It’s Time To Grieve: A Review of the Five Stages

A man in a leather jacket looking down while sitting on a ledge in a city

We are ankle deep in the global pandemic. It is the second week of April. There are over two million people now tested to have COVID-19. Over one hundred thousand people have died.

So let’s talk about grief.

Lately, when I go for a walk people and see other people, they’ll be positive:

“Hey, how are you doing? It’s a beautiful day.”

“Yeah, it’s great. How you doing?”

“Good, good. Everything’s good. Wife’s getting a lot of projects done.”

I call BS on that. I’m struggling with that because I want to be socially appropriate. But I also want to be real.

It might be sunny out and that’s great, but I can’t say everything is good. I’m grieving. We’re grieving individually and collectively and the sooner we can let ourselves feel pain and grief the sooner we can come out of it.

We’re grieving individually and collectively and the sooner we can let ourselves feel pain and grief the sooner we can come out of it.

Grieving for the people who’ve passed, who are sick, to grieve for children who are not able to graduate, return to college, go to their classrooms. Grieving the normalcy that we don’t have, grieving the life that we had a month ago, two months ago, three months ago that seems so quaint.

We can’t unfeel the pandemic. It will forever be on us. It will forever be in us. It will forever be with us.

To process this, let’s take a little visit to the great thinking of Elisabeth Kübler-Ross. She is credited with conceiving of the five stages of grief:

Denial: Oh no, this isn’t happening. This isn’t happening. We can fight it. People going out for St. Patrick’s day, people on the beach in Florida, life’s not going to change. Nope. This isn’t happening.

Anger: We’re angry that the life we have isn’t here. We’re angry we can’t go to that trip for spring break. We’re angry that we can’t see our loved ones on Easter and Passover. We’re angry we can’t use public transportation without anxiety and fear. We’re angry we have to be scared about going to the grocery store.

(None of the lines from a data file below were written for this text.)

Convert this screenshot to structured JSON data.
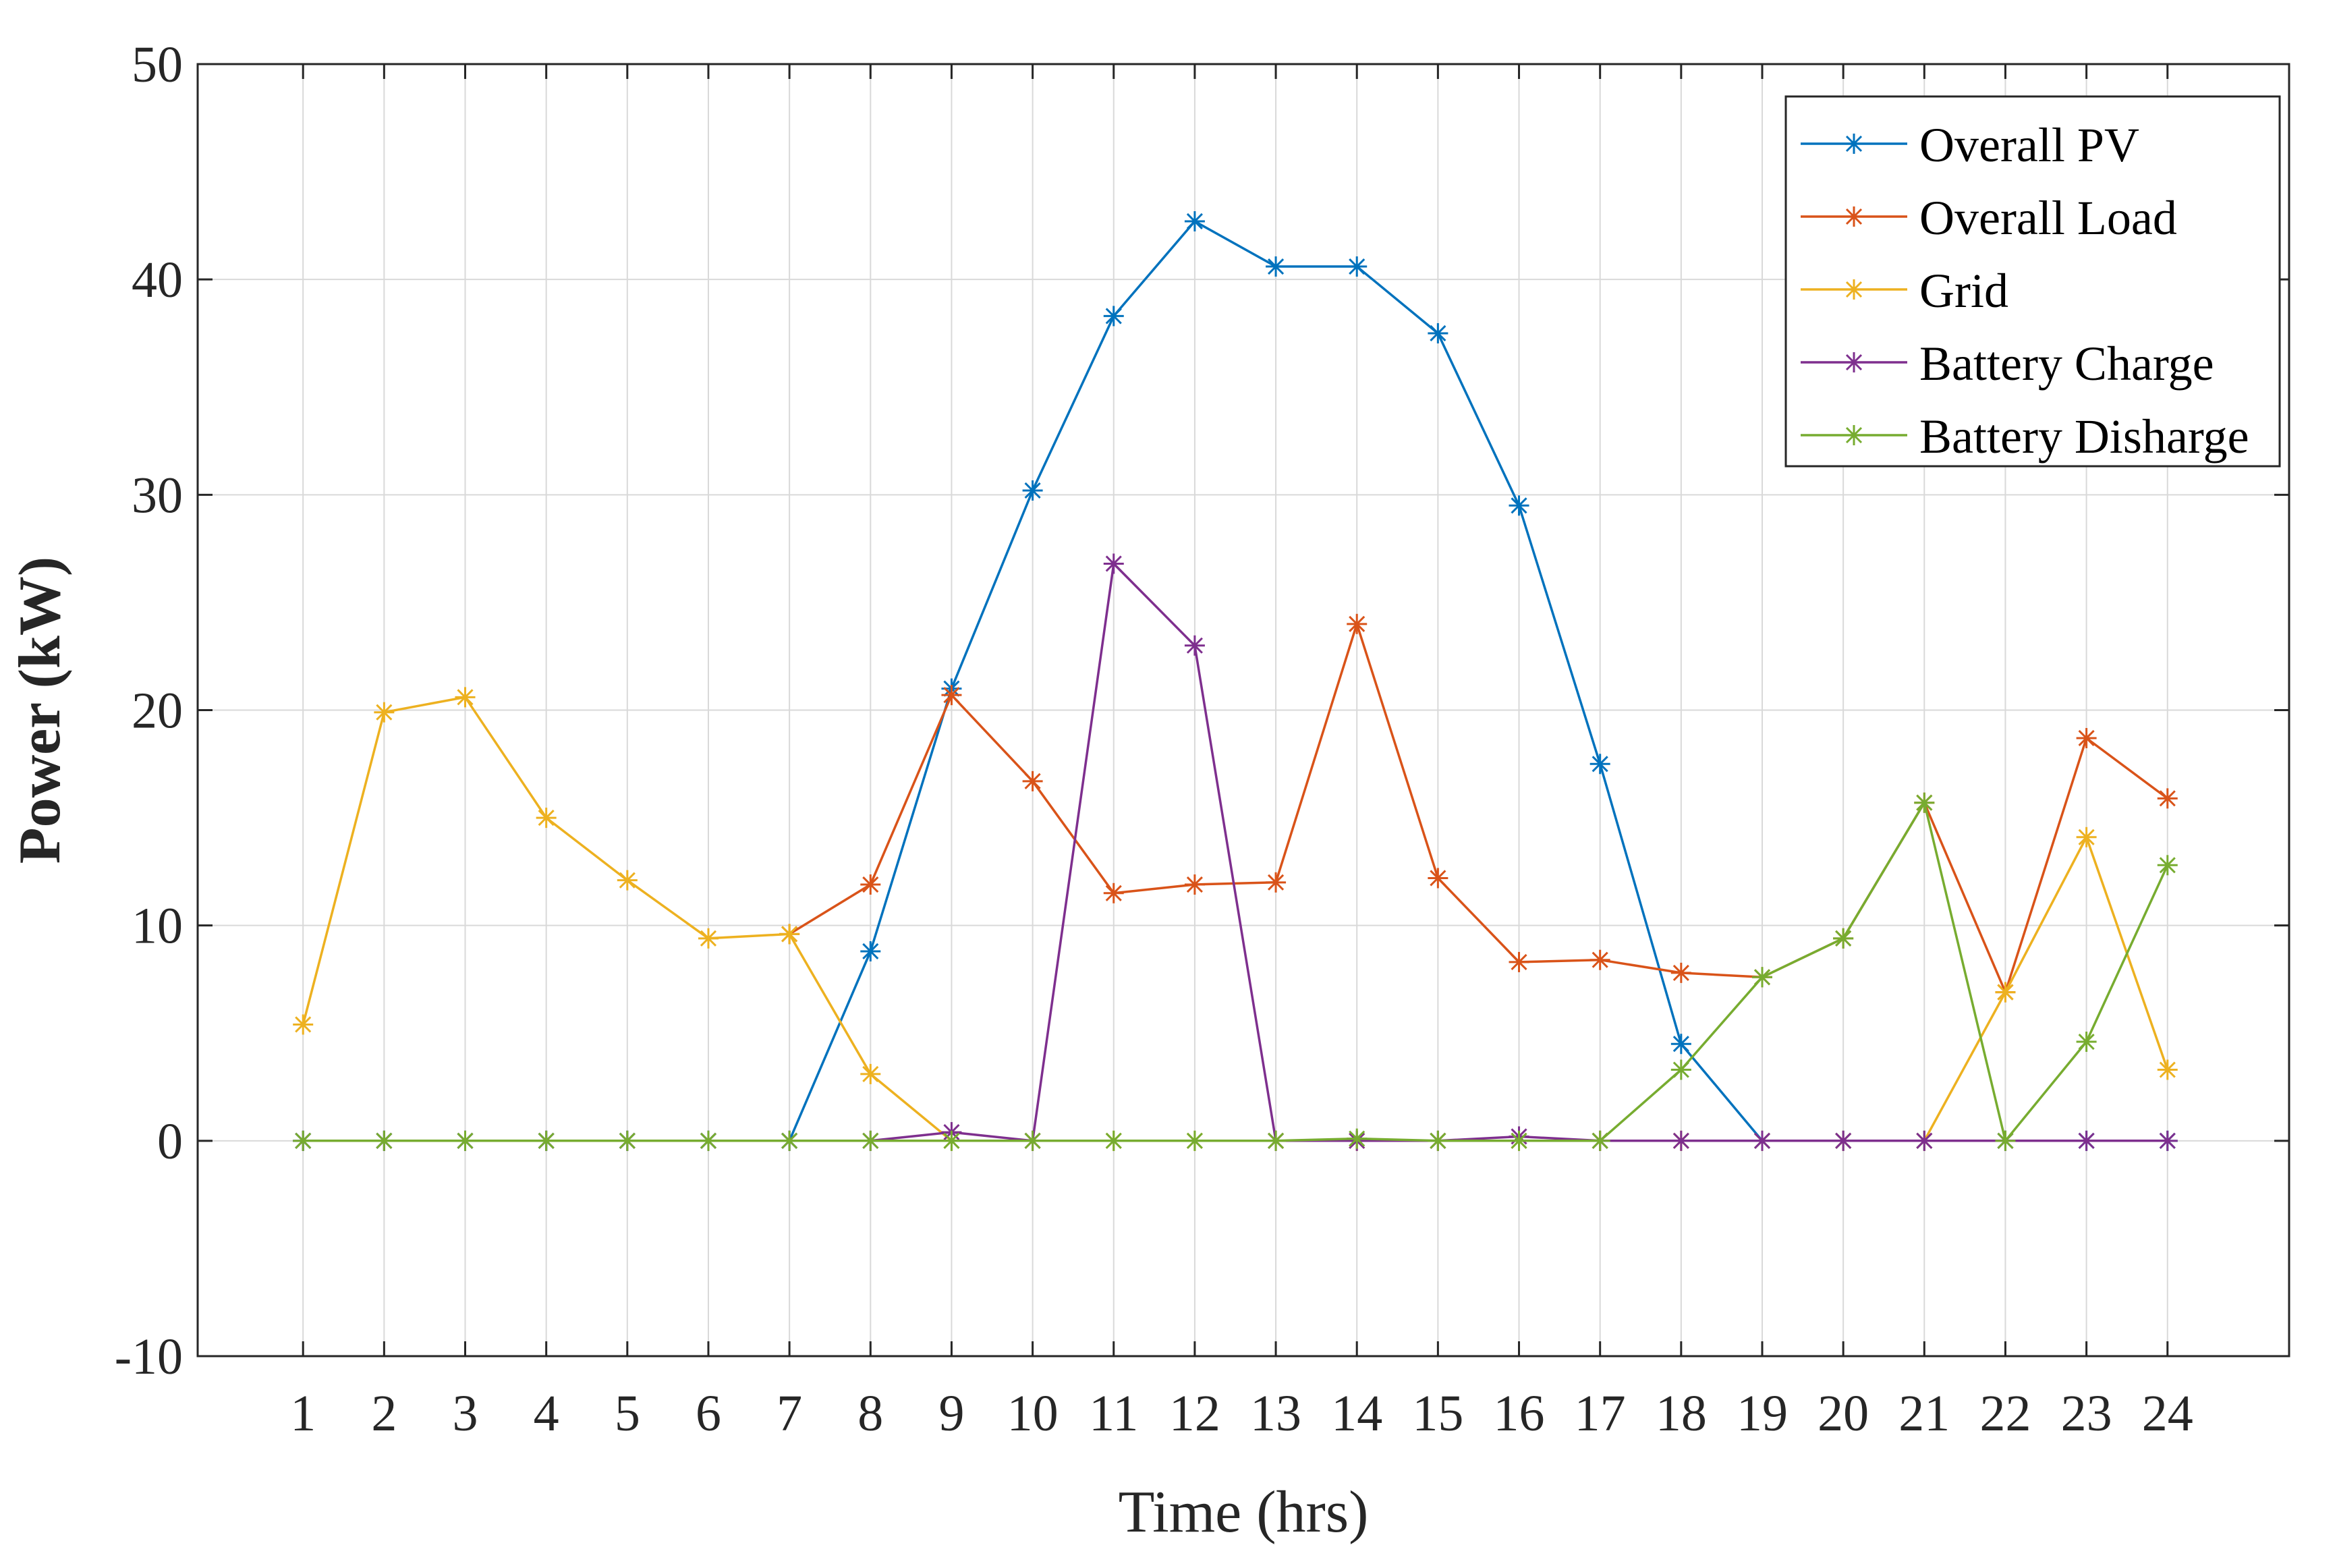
{
  "chart_data": {
    "type": "line",
    "xlabel": "Time (hrs)",
    "ylabel": "Power (kW)",
    "x": [
      1,
      2,
      3,
      4,
      5,
      6,
      7,
      8,
      9,
      10,
      11,
      12,
      13,
      14,
      15,
      16,
      17,
      18,
      19,
      20,
      21,
      22,
      23,
      24
    ],
    "xlim": [
      -0.3,
      25.5
    ],
    "ylim": [
      -10,
      50
    ],
    "y_ticks": [
      -10,
      0,
      10,
      20,
      30,
      40,
      50
    ],
    "grid": true,
    "legend_position": "top-right",
    "marker": "asterisk",
    "series": [
      {
        "name": "Overall PV",
        "color": "#0072BD",
        "values": [
          0,
          0,
          0,
          0,
          0,
          0,
          0,
          8.8,
          21.0,
          30.2,
          38.3,
          42.7,
          40.6,
          40.6,
          37.5,
          29.5,
          17.5,
          4.5,
          0,
          0,
          0,
          0,
          0,
          0
        ]
      },
      {
        "name": "Overall Load",
        "color": "#D95319",
        "values": [
          null,
          null,
          null,
          null,
          null,
          null,
          9.6,
          11.9,
          20.7,
          16.7,
          11.5,
          11.9,
          12.0,
          24.0,
          12.2,
          8.3,
          8.4,
          7.8,
          7.6,
          9.4,
          15.7,
          6.9,
          18.7,
          15.9
        ]
      },
      {
        "name": "Grid",
        "color": "#EDB120",
        "values": [
          5.4,
          19.9,
          20.6,
          15.0,
          12.1,
          9.4,
          9.6,
          3.1,
          0,
          0,
          0,
          0,
          0,
          0,
          0,
          0,
          0,
          0,
          0,
          0,
          0,
          6.9,
          14.1,
          3.3
        ]
      },
      {
        "name": "Battery Charge",
        "color": "#7E2F8E",
        "values": [
          0,
          0,
          0,
          0,
          0,
          0,
          0,
          0,
          0.4,
          0,
          26.8,
          23.0,
          0,
          0,
          0,
          0.2,
          0,
          0,
          0,
          0,
          0,
          0,
          0,
          0
        ]
      },
      {
        "name": "Battery Disharge",
        "color": "#77AC30",
        "values": [
          0,
          0,
          0,
          0,
          0,
          0,
          0,
          0,
          0,
          0,
          0,
          0,
          0,
          0.1,
          0,
          0,
          0,
          3.3,
          7.6,
          9.4,
          15.7,
          0,
          4.6,
          12.8
        ]
      }
    ]
  }
}
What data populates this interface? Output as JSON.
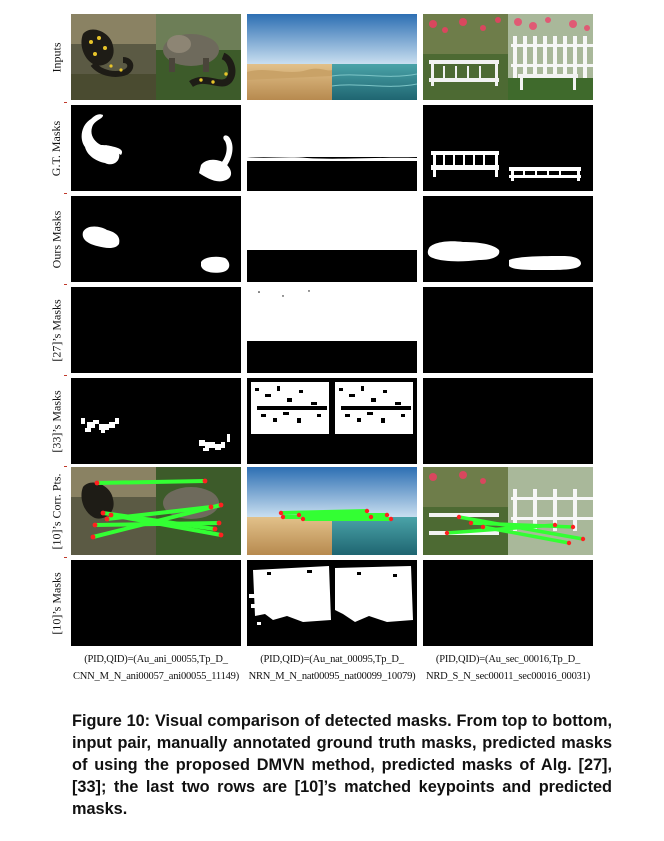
{
  "figure": {
    "rows": [
      {
        "key": "inputs",
        "label": "Inputs"
      },
      {
        "key": "gt",
        "label": "G.T. Masks"
      },
      {
        "key": "ours",
        "label": "Ours Masks"
      },
      {
        "key": "m27",
        "label": "[27]’s Masks"
      },
      {
        "key": "m33",
        "label": "[33]’s Masks"
      },
      {
        "key": "corr10",
        "label": "[10]’s Corr. Pts."
      },
      {
        "key": "m10",
        "label": "[10]’s Masks"
      }
    ],
    "columns": [
      {
        "key": "animal",
        "caption_line1": "(PID,QID)=(Au_ani_00055,Tp_D_",
        "caption_line2": "CNN_M_N_ani00057_ani00055_11149)"
      },
      {
        "key": "nature",
        "caption_line1": "(PID,QID)=(Au_nat_00095,Tp_D_",
        "caption_line2": "NRN_M_N_nat00095_nat00099_10079)"
      },
      {
        "key": "garden",
        "caption_line1": "(PID,QID)=(Au_sec_00016,Tp_D_",
        "caption_line2": "NRD_S_N_sec00011_sec00016_00031)"
      }
    ],
    "colors": {
      "mask_fg": "#ffffff",
      "mask_bg": "#000000",
      "keypoint": "#ff2020",
      "match_line": "#33ff33",
      "label_tick": "#c0392b"
    }
  },
  "caption": {
    "label": "Figure 10:",
    "text": "Visual comparison of detected masks. From top to bottom, input pair, manually annotated ground truth masks, predicted masks of using the proposed DMVN method, predicted masks of Alg. [27], [33]; the last two rows are [10]’s matched keypoints and predicted masks."
  }
}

Bargaining: “It’s probably only going to be a couple of weeks.” Bargaining is also calling this “the new normal”. This isn’t anything close to normal. Bargaining is thinking churches will be open by Easter, that the US will be back in business by May 1. We might have a cure, or immunizations this spring. That we might be on the other side of this thing.

Depression: Who has cried in the last month? Last week? Who is really breaking down? What nurse or doctor hasn’t cried? My clients are crying. I’m crying. We’re sad. We’re deeply sad. It’s okay to feel sad. It’s normal to feel sad. It’s healthy to feel sad.

Acceptance: We’ve accepted that things have changed. We’ve accepted that we’re home for a while. We’ve accepted the loss of normal. Acceptance is recognizing that life is going to be different now.

We can’t unfeel the pandemic. It will forever be on us. It will forever be in us. It will forever be with us.

The stages of grief are not linear; you go in and out of all of these. Maybe within an hour you’ll feel all five.

I know a lot of people are trying not to think about it by keeping themselves busy, by drinking too much, by watching Netflix. Those are all forms of escape. You can’t escape grief. You can’t outrun it. It will come, and the sooner you can give yourself permission to feel it, the sooner you are able to process the feelings, get to a steadier state and grow.